Robin Williams plays Armand Goldman, a gay nightclub owner in South Beach, Fla. He and his partner, Albert (Nathan Lane), live together in the apartment upstairs, and the two have been a couple for roughly 20 years. Armand is calm and confident about everything in life, while Albert is the worrywart. Their son, Val (Dan Futterman), makes a surprise appearance to inform them that he is engaged to a woman (Calista Flockhart).

And, of course, he wants her to meet them, and, in turn, they will meet her parents. But there’s a bit of a problem: Her parents are the ultra conservative Senator Kevin Keely (Gene Hackman) and his wife, Louise (Dianne Wiest). So, Armand and Albert have to play it straight. But Val’s real mother (Christine Baranski) also wants to get involved.
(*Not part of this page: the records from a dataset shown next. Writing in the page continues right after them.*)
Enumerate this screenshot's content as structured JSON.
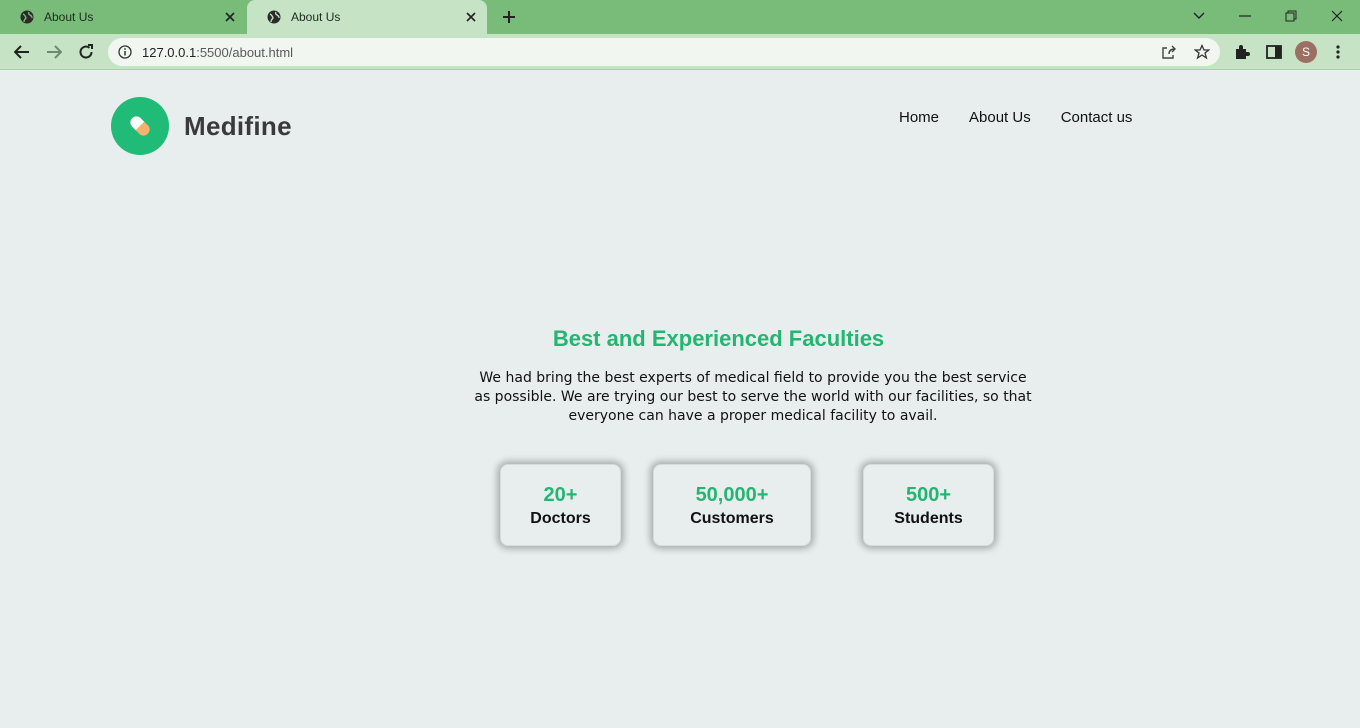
{
  "browser": {
    "tabs": [
      {
        "title": "About Us",
        "active": false
      },
      {
        "title": "About Us",
        "active": true
      }
    ],
    "url_host": "127.0.0.1",
    "url_path": ":5500/about.html",
    "profile_initial": "S",
    "colors": {
      "tabstrip": "#79bb79",
      "toolbar": "#c6e3c6"
    }
  },
  "site": {
    "brand": "Medifine",
    "logo_icon": "pill-icon",
    "nav": [
      "Home",
      "About Us",
      "Contact us"
    ]
  },
  "section": {
    "heading": "Best and Experienced Faculties",
    "description": "We had bring the best experts of medical field to provide you the best service as possible. We are trying our best to serve the world with our facilities, so that everyone can have a proper medical facility to avail."
  },
  "stats": [
    {
      "value": "20+",
      "label": "Doctors"
    },
    {
      "value": "50,000+",
      "label": "Customers"
    },
    {
      "value": "500+",
      "label": "Students"
    }
  ],
  "colors": {
    "accent": "#25b572",
    "logo": "#21bb78",
    "page_bg": "#e8eeee"
  }
}
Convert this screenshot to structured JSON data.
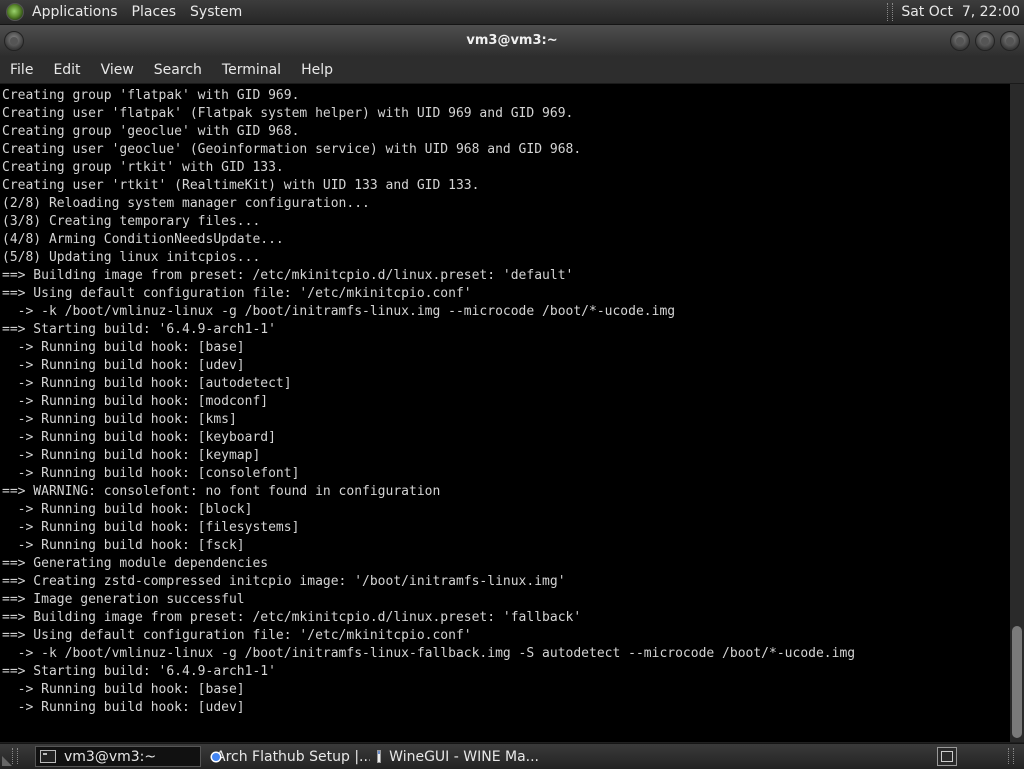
{
  "top_panel": {
    "logo_icon": "distro-logo-icon",
    "menus": [
      "Applications",
      "Places",
      "System"
    ],
    "clock": "Sat Oct  7, 22:00"
  },
  "window": {
    "title": "vm3@vm3:~",
    "buttons": [
      "minimize-button",
      "maximize-button",
      "close-button"
    ]
  },
  "menubar": {
    "items": [
      "File",
      "Edit",
      "View",
      "Search",
      "Terminal",
      "Help"
    ]
  },
  "terminal": {
    "lines": [
      "Creating group 'flatpak' with GID 969.",
      "Creating user 'flatpak' (Flatpak system helper) with UID 969 and GID 969.",
      "Creating group 'geoclue' with GID 968.",
      "Creating user 'geoclue' (Geoinformation service) with UID 968 and GID 968.",
      "Creating group 'rtkit' with GID 133.",
      "Creating user 'rtkit' (RealtimeKit) with UID 133 and GID 133.",
      "(2/8) Reloading system manager configuration...",
      "(3/8) Creating temporary files...",
      "(4/8) Arming ConditionNeedsUpdate...",
      "(5/8) Updating linux initcpios...",
      "==> Building image from preset: /etc/mkinitcpio.d/linux.preset: 'default'",
      "==> Using default configuration file: '/etc/mkinitcpio.conf'",
      "  -> -k /boot/vmlinuz-linux -g /boot/initramfs-linux.img --microcode /boot/*-ucode.img",
      "==> Starting build: '6.4.9-arch1-1'",
      "  -> Running build hook: [base]",
      "  -> Running build hook: [udev]",
      "  -> Running build hook: [autodetect]",
      "  -> Running build hook: [modconf]",
      "  -> Running build hook: [kms]",
      "  -> Running build hook: [keyboard]",
      "  -> Running build hook: [keymap]",
      "  -> Running build hook: [consolefont]",
      "==> WARNING: consolefont: no font found in configuration",
      "  -> Running build hook: [block]",
      "  -> Running build hook: [filesystems]",
      "  -> Running build hook: [fsck]",
      "==> Generating module dependencies",
      "==> Creating zstd-compressed initcpio image: '/boot/initramfs-linux.img'",
      "==> Image generation successful",
      "==> Building image from preset: /etc/mkinitcpio.d/linux.preset: 'fallback'",
      "==> Using default configuration file: '/etc/mkinitcpio.conf'",
      "  -> -k /boot/vmlinuz-linux -g /boot/initramfs-linux-fallback.img -S autodetect --microcode /boot/*-ucode.img",
      "==> Starting build: '6.4.9-arch1-1'",
      "  -> Running build hook: [base]",
      "  -> Running build hook: [udev]"
    ]
  },
  "taskbar": {
    "tasks": [
      {
        "label": "vm3@vm3:~",
        "icon": "terminal-icon",
        "active": true
      },
      {
        "label": "Arch Flathub Setup |...",
        "icon": "chrome-icon",
        "active": false
      },
      {
        "label": "WineGUI - WINE Ma...",
        "icon": "wine-window-icon",
        "active": false
      }
    ],
    "show_desktop_icon": "show-desktop-icon"
  }
}
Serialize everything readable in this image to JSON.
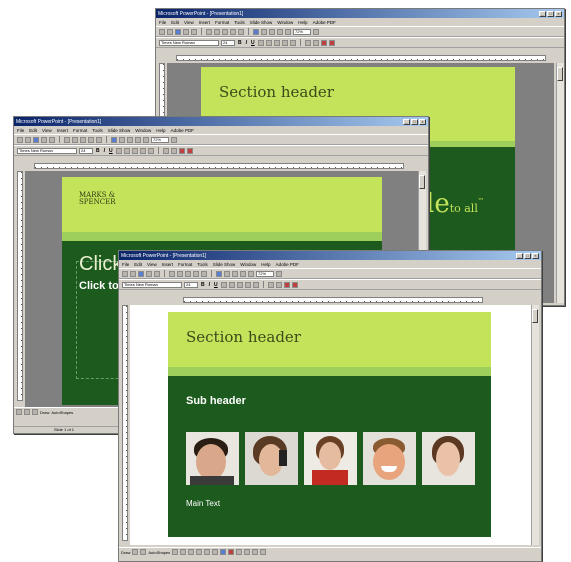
{
  "app": {
    "title": "Microsoft PowerPoint - [Presentation1]",
    "menu": [
      "File",
      "Edit",
      "View",
      "Insert",
      "Format",
      "Tools",
      "Slide Show",
      "Window",
      "Help",
      "Adobe PDF"
    ],
    "font_name": "Times New Roman",
    "font_size": "24",
    "zoom": "72%",
    "draw_label": "Draw",
    "autoshapes_label": "AutoShapes",
    "status_text": "Slide 1 of 1",
    "win_controls": [
      "_",
      "□",
      "×"
    ]
  },
  "back_window": {
    "section_header": "Section header",
    "partial_text": "le",
    "partial_small": "to all",
    "partial_mark": "™"
  },
  "middle_window": {
    "logo_line1": "MARKS &",
    "logo_line2": "SPENCER",
    "title_partial": "Click",
    "subtitle_partial": "Click to"
  },
  "front_window": {
    "section_header": "Section header",
    "sub_header": "Sub header",
    "main_text": "Main Text"
  },
  "colors": {
    "slide_green": "#1d5a1d",
    "header_lime": "#c3e35b",
    "accent_band": "#9ecf5a",
    "titlebar_navy": "#0a246a"
  }
}
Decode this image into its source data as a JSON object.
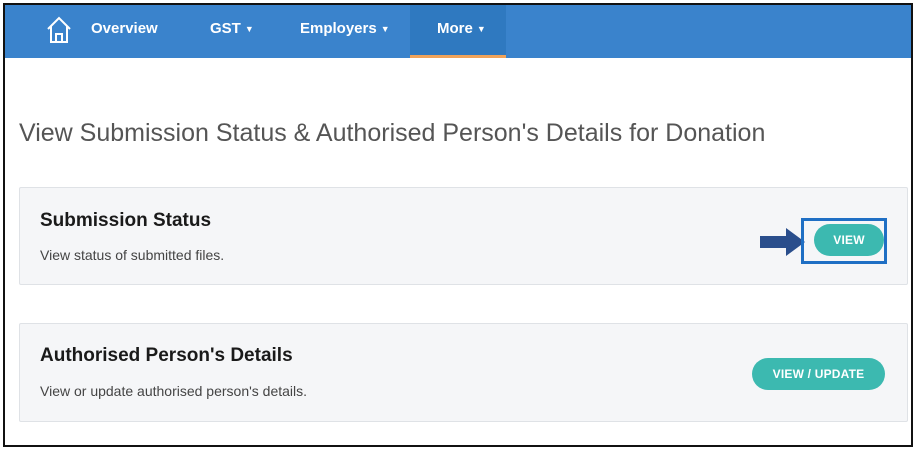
{
  "nav": {
    "items": [
      {
        "label": "Overview"
      },
      {
        "label": "GST"
      },
      {
        "label": "Employers"
      },
      {
        "label": "More"
      }
    ],
    "caret": "▼"
  },
  "page": {
    "title": "View Submission Status & Authorised Person's Details for Donation"
  },
  "cards": [
    {
      "title": "Submission Status",
      "description": "View status of submitted files.",
      "button_label": "VIEW"
    },
    {
      "title": "Authorised Person's Details",
      "description": "View or update authorised person's details.",
      "button_label": "VIEW / UPDATE"
    }
  ],
  "colors": {
    "nav_bg": "#3a83cc",
    "nav_active_underline": "#f0a35a",
    "button_teal": "#3cb9b0",
    "highlight_blue": "#1f6fc4",
    "arrow_navy": "#2a4e8c"
  }
}
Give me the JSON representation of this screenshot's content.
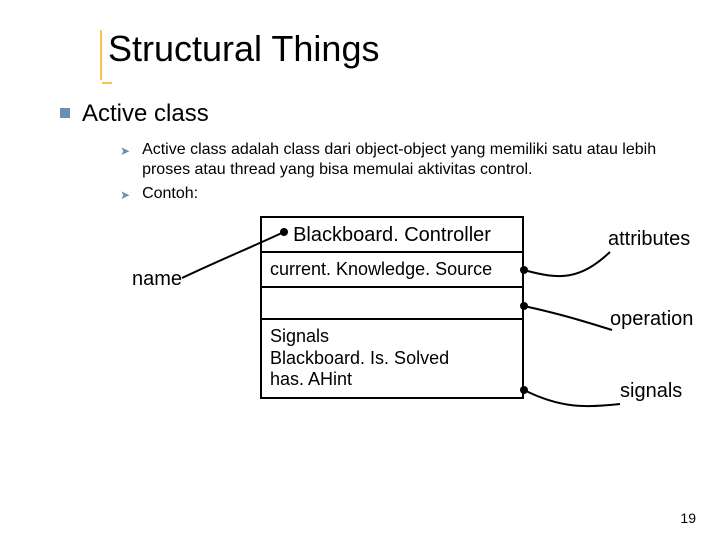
{
  "title": "Structural Things",
  "level1": "Active class",
  "bullets": [
    "Active class adalah class dari object-object yang memiliki satu atau lebih proses atau thread yang bisa memulai aktivitas control.",
    "Contoh:"
  ],
  "uml": {
    "name": "Blackboard. Controller",
    "attribute": "current. Knowledge. Source",
    "signals_header": "Signals",
    "signal1": "Blackboard. Is. Solved",
    "signal2": "has. AHint"
  },
  "labels": {
    "name": "name",
    "attributes": "attributes",
    "operation": "operation",
    "signals": "signals"
  },
  "page_number": "19"
}
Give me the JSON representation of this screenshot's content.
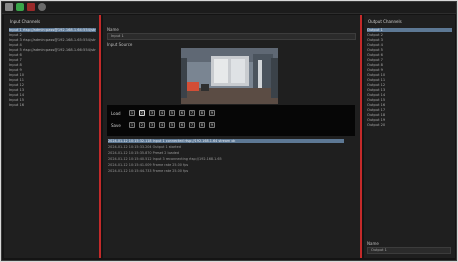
{
  "toolbar": {
    "icons": [
      "camera-icon",
      "play-icon",
      "stop-icon",
      "settings-icon"
    ]
  },
  "left_panel": {
    "title": "Input Channels",
    "items": [
      {
        "label": "Input 1 rtsp://admin:pass@192.168.1.64:554/stream",
        "selected": true
      },
      {
        "label": "Input 2",
        "selected": false
      },
      {
        "label": "Input 3 rtsp://admin:pass@192.168.1.65:554/stream",
        "selected": false
      },
      {
        "label": "Input 4",
        "selected": false
      },
      {
        "label": "Input 5 rtsp://admin:pass@192.168.1.66:554/stream",
        "selected": false
      },
      {
        "label": "Input 6",
        "selected": false
      },
      {
        "label": "Input 7",
        "selected": false
      },
      {
        "label": "Input 8",
        "selected": false
      },
      {
        "label": "Input 9",
        "selected": false
      },
      {
        "label": "Input 10",
        "selected": false
      },
      {
        "label": "Input 11",
        "selected": false
      },
      {
        "label": "Input 12",
        "selected": false
      },
      {
        "label": "Input 13",
        "selected": false
      },
      {
        "label": "Input 14",
        "selected": false
      },
      {
        "label": "Input 15",
        "selected": false
      },
      {
        "label": "Input 16",
        "selected": false
      }
    ]
  },
  "center_panel": {
    "name_label": "Name",
    "name_value": "Input 1",
    "source_label": "Input Source",
    "load_label": "Load",
    "save_label": "Save",
    "presets": [
      "1",
      "2",
      "3",
      "4",
      "5",
      "6",
      "7",
      "8",
      "9"
    ],
    "active_preset_index": 1,
    "log": [
      {
        "text": "2024-01-12 10:15:32.118 Input 1 connected rtsp://192.168.1.64 stream ok",
        "selected": true
      },
      {
        "text": "2024-01-12 10:15:33.204 Output 1 started",
        "selected": false
      },
      {
        "text": "2024-01-12 10:15:35.870 Preset 2 loaded",
        "selected": false
      },
      {
        "text": "2024-01-12 10:15:40.512 Input 3 reconnecting rtsp://192.168.1.65",
        "selected": false
      },
      {
        "text": "2024-01-12 10:15:41.009 Frame rate 25.00 fps",
        "selected": false
      },
      {
        "text": "2024-01-12 10:15:44.733 Frame rate 25.00 fps",
        "selected": false
      }
    ]
  },
  "right_panel": {
    "title": "Output Channels",
    "items": [
      {
        "label": "Output 1",
        "selected": true
      },
      {
        "label": "Output 2",
        "selected": false
      },
      {
        "label": "Output 3",
        "selected": false
      },
      {
        "label": "Output 4",
        "selected": false
      },
      {
        "label": "Output 5",
        "selected": false
      },
      {
        "label": "Output 6",
        "selected": false
      },
      {
        "label": "Output 7",
        "selected": false
      },
      {
        "label": "Output 8",
        "selected": false
      },
      {
        "label": "Output 9",
        "selected": false
      },
      {
        "label": "Output 10",
        "selected": false
      },
      {
        "label": "Output 11",
        "selected": false
      },
      {
        "label": "Output 12",
        "selected": false
      },
      {
        "label": "Output 13",
        "selected": false
      },
      {
        "label": "Output 14",
        "selected": false
      },
      {
        "label": "Output 15",
        "selected": false
      },
      {
        "label": "Output 16",
        "selected": false
      },
      {
        "label": "Output 17",
        "selected": false
      },
      {
        "label": "Output 18",
        "selected": false
      },
      {
        "label": "Output 19",
        "selected": false
      },
      {
        "label": "Output 20",
        "selected": false
      }
    ],
    "name_label": "Name",
    "name_value": "Output 1"
  },
  "colors": {
    "accent_red": "#c42a2a",
    "selection_blue": "#5d7894",
    "panel_bg": "#1f1f1f"
  }
}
Oh, boy, it’s going to be one crazy weekend.

Lane is a riot as Albert, whose sanity is maintained by gay housekeeper Agador (Hank Azaria), or “Agador Spartacus, his full name,” as he is later called. Lane and Williams are great together, and the laughs don’t stop when they are forced to play a straight couple. One great moment is when Lane tries to walk like a straight person, and the person he tries to embody is John Wayne. Of course, he doesn’t quite get it right.

Blu-ray:

The picture and sound transfer are great on Blu-ray, and there never is a moment where it feels off. Unfortunately, the only special feature is the film’s original trailer. With the film’s 20-year anniversary coming up, one has to wonder if Fox is preparing for a bigger, special edition of “The Birdcage.”